For the first century of its existence the United States, despite the language of the Declaration of Independence, did not advocate policies to effect human rights changes in other countries. Until 1865 the country faced a serious problem: no matter how eloquent Jefferson's pronunciation that all men are created equal, slavery remained a contentious domestic matter, indicating quite clearly that some men were not as equal as others. Slaves were considered property, not individuals, and the Supreme Court endorsed this idea with the Dred Scott decision in 1857. A resolution came only through a bloody, four-year civil war. Notwithstanding a northern victory and aggressive efforts by Radical Republicans in Congress to reform the South in the late 1860s and 1870s, the states of the South moved shortly after those years to impose a system of economic and political control over African Americans through sharecropping and Jim Crow segregation.
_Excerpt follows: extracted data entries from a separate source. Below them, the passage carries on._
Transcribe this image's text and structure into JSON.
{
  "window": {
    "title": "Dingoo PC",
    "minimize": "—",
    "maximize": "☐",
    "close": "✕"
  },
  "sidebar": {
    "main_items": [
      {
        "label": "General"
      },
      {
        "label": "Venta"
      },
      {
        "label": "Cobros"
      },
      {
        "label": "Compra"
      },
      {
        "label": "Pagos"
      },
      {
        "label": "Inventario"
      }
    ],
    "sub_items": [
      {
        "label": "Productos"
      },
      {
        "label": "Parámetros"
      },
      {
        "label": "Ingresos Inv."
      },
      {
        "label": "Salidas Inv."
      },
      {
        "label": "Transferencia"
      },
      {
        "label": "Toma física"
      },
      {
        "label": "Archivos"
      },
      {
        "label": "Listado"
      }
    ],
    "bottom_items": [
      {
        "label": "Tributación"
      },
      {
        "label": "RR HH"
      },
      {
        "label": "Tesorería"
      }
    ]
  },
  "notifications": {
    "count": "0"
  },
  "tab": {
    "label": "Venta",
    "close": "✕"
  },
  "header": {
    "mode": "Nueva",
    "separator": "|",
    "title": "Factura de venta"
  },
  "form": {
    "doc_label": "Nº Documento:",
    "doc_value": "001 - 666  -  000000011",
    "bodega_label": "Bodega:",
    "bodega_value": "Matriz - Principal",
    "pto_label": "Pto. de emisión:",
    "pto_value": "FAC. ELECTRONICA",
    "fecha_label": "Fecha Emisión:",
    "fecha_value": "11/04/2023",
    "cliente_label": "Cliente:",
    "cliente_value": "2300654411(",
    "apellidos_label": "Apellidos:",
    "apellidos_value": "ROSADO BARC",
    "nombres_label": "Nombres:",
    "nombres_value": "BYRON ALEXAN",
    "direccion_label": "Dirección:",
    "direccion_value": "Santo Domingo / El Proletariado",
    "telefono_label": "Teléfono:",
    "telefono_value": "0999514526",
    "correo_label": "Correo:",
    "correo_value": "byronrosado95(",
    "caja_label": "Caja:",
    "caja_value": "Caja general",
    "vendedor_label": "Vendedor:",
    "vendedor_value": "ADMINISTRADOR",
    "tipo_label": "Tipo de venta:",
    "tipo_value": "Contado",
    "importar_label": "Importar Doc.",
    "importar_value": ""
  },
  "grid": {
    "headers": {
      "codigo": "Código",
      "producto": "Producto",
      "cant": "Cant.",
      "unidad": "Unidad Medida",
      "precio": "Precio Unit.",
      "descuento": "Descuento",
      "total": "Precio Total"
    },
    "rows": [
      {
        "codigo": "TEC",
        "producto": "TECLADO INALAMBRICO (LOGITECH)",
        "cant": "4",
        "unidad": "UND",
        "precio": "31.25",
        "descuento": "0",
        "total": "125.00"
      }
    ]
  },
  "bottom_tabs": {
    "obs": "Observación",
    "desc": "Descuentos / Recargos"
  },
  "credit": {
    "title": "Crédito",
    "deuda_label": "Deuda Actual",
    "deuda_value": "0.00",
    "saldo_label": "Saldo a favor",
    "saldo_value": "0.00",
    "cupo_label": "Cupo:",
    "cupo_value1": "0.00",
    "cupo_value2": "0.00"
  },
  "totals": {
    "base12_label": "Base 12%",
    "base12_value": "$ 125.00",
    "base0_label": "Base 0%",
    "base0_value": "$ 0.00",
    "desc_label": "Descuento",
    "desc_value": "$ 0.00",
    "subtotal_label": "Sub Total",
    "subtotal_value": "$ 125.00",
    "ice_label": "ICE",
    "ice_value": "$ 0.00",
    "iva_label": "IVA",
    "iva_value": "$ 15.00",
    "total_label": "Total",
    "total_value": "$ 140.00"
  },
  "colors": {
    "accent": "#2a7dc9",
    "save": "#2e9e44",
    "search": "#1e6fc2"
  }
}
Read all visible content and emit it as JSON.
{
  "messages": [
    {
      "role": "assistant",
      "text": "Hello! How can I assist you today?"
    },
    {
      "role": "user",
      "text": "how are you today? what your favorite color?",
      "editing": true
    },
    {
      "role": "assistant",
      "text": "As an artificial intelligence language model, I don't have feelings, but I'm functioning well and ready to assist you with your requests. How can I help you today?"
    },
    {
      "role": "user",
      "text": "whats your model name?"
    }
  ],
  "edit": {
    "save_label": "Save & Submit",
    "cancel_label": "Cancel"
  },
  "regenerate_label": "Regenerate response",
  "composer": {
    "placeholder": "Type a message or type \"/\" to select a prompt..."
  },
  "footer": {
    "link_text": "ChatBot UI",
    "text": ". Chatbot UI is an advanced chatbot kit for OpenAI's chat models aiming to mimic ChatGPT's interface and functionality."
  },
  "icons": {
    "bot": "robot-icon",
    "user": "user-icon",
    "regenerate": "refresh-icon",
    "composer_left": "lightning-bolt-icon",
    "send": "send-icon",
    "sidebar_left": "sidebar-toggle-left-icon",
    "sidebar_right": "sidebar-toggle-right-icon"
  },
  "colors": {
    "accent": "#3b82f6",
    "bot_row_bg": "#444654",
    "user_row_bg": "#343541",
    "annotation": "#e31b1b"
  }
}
The pattern of the southern states' actions received national ratification when the Supreme Court yet again provided its imprimatur for racist practices. This time the Court's Plessy v. Ferguson ruling in 1896 allowed for separate and decidedly unequal (despite pretenses) facilities for blacks and whites.
Meanwhile, Asian immigrants trying to enter the United States on the West Coast received a vastly different reception than the Europeans entering the nation through Ellis Island over three thousand miles to the east. Conditions on San Francisco Bay's Angel Island, where they were held pending review of their status, were deplorable, and more and more Chinese were barred from entering the United States after 1882. Finally, in the West, Indian tribes were forced off their lands to accommodate an onrush of white settlers to the region.
In short, human rights did not constitute a force in American diplomacy prior to 1913. The nation's struggle with slavery, the mistreatment of Asian immigrants, the efforts to relocate, if not eradicate, Indians, and the national proscription on women participating in the political process meant that the nation had far too many serious problems of its own to address. In addition, the nation had not reached the level of international prominence it would later achieve. The entrance of Woodrow Wilson into the White House, coupled with the outbreak of World War I, changed all that.